Prof. David Horn (School of Physics & Astronomy, Tel Aviv University)
Wednesday, 2.6.2010, 13:30
Taub 701

We propose a method for deriving enzymatic signatures from short read (SR) metagenomic data of unknown species. The SR data are converted to six pseudo-peptide candidates. We search for occurrences of Specific Peptides (SPs) on the latter. SPs are peptides that are indicative of enzymatic function as defined by the Enzyme Commission (EC) nomenclature. Counting their hits, we associate short reads with specific EC categories. The putative peptide counts can then be converted to estimates of numbers of enzymes associated with the given EC categories in the studied metagenome, thus defining its enzymatic spectrum without the need to perform genomic assemblies of short reads.

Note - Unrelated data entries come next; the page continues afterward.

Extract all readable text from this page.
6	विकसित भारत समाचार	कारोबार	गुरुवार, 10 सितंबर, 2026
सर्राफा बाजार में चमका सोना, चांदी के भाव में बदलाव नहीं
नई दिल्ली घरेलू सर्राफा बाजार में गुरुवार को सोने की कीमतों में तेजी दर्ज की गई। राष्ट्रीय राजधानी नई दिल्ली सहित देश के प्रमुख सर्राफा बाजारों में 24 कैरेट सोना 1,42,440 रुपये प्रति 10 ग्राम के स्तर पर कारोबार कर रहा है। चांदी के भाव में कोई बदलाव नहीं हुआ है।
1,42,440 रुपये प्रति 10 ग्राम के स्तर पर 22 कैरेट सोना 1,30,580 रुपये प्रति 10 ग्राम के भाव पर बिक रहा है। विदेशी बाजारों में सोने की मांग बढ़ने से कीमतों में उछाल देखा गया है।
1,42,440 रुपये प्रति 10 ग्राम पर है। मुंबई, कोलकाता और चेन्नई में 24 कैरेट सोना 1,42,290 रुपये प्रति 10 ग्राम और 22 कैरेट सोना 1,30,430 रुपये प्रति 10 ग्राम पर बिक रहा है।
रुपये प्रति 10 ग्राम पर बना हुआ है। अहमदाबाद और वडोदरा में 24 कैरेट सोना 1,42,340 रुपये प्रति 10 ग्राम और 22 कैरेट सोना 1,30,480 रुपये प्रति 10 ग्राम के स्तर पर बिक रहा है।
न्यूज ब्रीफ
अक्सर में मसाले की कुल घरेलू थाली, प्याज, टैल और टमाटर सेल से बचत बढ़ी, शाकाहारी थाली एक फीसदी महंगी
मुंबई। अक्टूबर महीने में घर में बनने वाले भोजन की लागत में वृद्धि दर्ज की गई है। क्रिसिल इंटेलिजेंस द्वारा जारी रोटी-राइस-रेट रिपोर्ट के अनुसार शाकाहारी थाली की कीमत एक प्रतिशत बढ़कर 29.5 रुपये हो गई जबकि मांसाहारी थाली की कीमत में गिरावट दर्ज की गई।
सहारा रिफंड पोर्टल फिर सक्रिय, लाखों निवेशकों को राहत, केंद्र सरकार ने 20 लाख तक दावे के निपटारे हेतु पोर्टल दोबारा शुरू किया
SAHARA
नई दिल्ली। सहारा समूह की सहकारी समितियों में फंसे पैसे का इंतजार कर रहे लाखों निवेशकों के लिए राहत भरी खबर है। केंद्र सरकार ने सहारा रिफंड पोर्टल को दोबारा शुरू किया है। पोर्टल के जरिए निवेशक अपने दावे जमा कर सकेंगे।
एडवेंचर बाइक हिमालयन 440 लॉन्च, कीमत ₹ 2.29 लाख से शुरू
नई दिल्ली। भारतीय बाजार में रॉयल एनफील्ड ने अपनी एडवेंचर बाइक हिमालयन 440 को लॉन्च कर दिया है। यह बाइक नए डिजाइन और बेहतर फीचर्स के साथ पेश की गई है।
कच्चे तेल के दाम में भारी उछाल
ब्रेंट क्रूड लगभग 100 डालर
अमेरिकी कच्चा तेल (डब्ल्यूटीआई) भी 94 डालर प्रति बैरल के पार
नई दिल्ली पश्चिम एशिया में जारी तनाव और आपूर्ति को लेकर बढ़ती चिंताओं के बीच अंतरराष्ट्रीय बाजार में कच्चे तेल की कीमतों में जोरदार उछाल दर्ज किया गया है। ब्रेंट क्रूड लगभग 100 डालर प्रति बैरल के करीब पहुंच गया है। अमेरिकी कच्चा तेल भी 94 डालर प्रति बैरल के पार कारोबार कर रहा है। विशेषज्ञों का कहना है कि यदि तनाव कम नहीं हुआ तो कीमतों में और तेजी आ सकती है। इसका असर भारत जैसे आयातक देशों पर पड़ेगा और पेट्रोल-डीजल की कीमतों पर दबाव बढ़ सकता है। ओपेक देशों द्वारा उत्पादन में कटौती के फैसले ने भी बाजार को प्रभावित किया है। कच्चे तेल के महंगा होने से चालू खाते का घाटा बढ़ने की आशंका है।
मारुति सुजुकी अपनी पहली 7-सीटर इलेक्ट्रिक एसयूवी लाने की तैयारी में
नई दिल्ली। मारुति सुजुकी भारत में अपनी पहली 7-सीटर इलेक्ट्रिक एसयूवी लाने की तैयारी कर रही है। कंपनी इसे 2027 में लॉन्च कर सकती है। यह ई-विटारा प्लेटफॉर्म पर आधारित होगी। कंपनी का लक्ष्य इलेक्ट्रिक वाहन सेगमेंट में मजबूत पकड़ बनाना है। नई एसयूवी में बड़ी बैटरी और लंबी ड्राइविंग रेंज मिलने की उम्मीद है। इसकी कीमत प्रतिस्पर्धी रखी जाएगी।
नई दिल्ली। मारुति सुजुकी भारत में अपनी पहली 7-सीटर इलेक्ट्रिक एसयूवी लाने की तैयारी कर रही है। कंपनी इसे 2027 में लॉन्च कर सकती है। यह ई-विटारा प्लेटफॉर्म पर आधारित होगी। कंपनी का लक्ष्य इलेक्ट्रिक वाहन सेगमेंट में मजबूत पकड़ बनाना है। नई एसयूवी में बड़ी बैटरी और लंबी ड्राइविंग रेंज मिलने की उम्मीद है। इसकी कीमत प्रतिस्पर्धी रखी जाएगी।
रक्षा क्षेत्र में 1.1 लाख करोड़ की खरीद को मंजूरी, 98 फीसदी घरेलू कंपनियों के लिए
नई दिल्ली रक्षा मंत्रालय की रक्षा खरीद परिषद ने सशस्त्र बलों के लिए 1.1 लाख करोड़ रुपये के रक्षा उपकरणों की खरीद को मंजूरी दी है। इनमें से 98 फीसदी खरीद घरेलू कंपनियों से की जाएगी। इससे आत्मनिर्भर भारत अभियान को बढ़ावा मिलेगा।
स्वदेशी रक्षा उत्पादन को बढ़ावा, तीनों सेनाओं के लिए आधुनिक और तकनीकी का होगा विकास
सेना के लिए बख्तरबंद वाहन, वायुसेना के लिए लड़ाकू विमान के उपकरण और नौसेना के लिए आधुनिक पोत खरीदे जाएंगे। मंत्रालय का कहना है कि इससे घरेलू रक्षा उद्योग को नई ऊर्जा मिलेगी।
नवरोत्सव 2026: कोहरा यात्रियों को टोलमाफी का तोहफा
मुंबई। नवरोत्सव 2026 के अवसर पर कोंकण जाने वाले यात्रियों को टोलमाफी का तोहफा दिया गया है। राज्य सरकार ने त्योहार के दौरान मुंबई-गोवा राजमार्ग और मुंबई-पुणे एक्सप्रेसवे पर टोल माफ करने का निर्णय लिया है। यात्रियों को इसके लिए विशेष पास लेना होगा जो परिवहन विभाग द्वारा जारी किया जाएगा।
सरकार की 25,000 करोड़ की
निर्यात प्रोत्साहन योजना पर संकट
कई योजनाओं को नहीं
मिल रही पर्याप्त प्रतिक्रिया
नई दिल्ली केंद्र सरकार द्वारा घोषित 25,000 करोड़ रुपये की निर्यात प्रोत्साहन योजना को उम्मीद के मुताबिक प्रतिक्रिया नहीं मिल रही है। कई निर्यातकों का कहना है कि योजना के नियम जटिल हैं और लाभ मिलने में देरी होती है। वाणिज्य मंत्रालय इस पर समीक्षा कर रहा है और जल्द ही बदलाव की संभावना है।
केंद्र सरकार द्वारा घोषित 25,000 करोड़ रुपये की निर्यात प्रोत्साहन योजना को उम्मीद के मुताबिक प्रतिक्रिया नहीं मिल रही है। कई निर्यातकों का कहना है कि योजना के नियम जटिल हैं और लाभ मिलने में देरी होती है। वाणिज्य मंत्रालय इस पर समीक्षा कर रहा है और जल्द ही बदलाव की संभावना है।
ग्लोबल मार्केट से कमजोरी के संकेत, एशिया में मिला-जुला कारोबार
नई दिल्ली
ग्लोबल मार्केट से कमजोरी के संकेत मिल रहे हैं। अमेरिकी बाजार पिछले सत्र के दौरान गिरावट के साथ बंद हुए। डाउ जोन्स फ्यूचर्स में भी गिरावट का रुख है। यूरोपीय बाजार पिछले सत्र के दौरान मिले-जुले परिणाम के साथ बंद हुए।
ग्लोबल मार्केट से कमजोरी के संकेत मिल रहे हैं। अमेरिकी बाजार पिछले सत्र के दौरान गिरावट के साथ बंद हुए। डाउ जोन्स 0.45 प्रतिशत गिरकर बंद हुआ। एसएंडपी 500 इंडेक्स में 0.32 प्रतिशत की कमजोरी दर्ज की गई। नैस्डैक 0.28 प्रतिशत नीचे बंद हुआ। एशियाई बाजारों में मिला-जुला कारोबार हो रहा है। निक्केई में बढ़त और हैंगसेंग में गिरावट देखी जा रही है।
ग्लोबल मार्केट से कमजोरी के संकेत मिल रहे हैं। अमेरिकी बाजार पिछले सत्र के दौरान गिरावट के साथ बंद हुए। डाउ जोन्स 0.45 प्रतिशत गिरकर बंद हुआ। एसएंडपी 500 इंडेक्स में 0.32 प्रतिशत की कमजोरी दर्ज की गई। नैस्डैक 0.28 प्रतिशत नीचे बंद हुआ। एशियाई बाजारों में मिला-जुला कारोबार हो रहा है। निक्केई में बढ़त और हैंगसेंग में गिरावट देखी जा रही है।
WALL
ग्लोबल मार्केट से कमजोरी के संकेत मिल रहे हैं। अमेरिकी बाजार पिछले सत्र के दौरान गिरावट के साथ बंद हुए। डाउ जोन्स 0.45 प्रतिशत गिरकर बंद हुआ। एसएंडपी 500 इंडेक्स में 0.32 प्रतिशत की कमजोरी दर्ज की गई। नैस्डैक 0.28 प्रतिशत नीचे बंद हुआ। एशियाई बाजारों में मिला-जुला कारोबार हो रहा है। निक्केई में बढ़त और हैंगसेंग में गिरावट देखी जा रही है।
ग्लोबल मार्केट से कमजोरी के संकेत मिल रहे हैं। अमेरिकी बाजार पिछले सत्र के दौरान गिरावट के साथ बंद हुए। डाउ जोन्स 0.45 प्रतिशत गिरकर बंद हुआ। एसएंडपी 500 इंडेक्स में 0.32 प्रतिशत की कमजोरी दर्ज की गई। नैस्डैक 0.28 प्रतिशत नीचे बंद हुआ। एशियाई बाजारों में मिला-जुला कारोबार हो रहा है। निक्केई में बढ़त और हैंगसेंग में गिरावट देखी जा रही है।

The method is developed and tested on 22 bacteria for which there exist good EC annotations in NCBI. Enzymatic signatures are derived for 3 metagenomes, and their functional profiles are explored. We extend the SP methodology to taxon-specific SPs (TSPs), allowing us to estimate also taxonomic features of metagenomic data from short-reads. Using recent Swiss-Prot data we obtain TSPs for different phyla of bacteria, and different classes of proteobacteria. These allow us to analyze leading taxa content of 4 different metagenomic datasets.

Joint work with Uri Weingart, Erez Persi and Uri Gophna.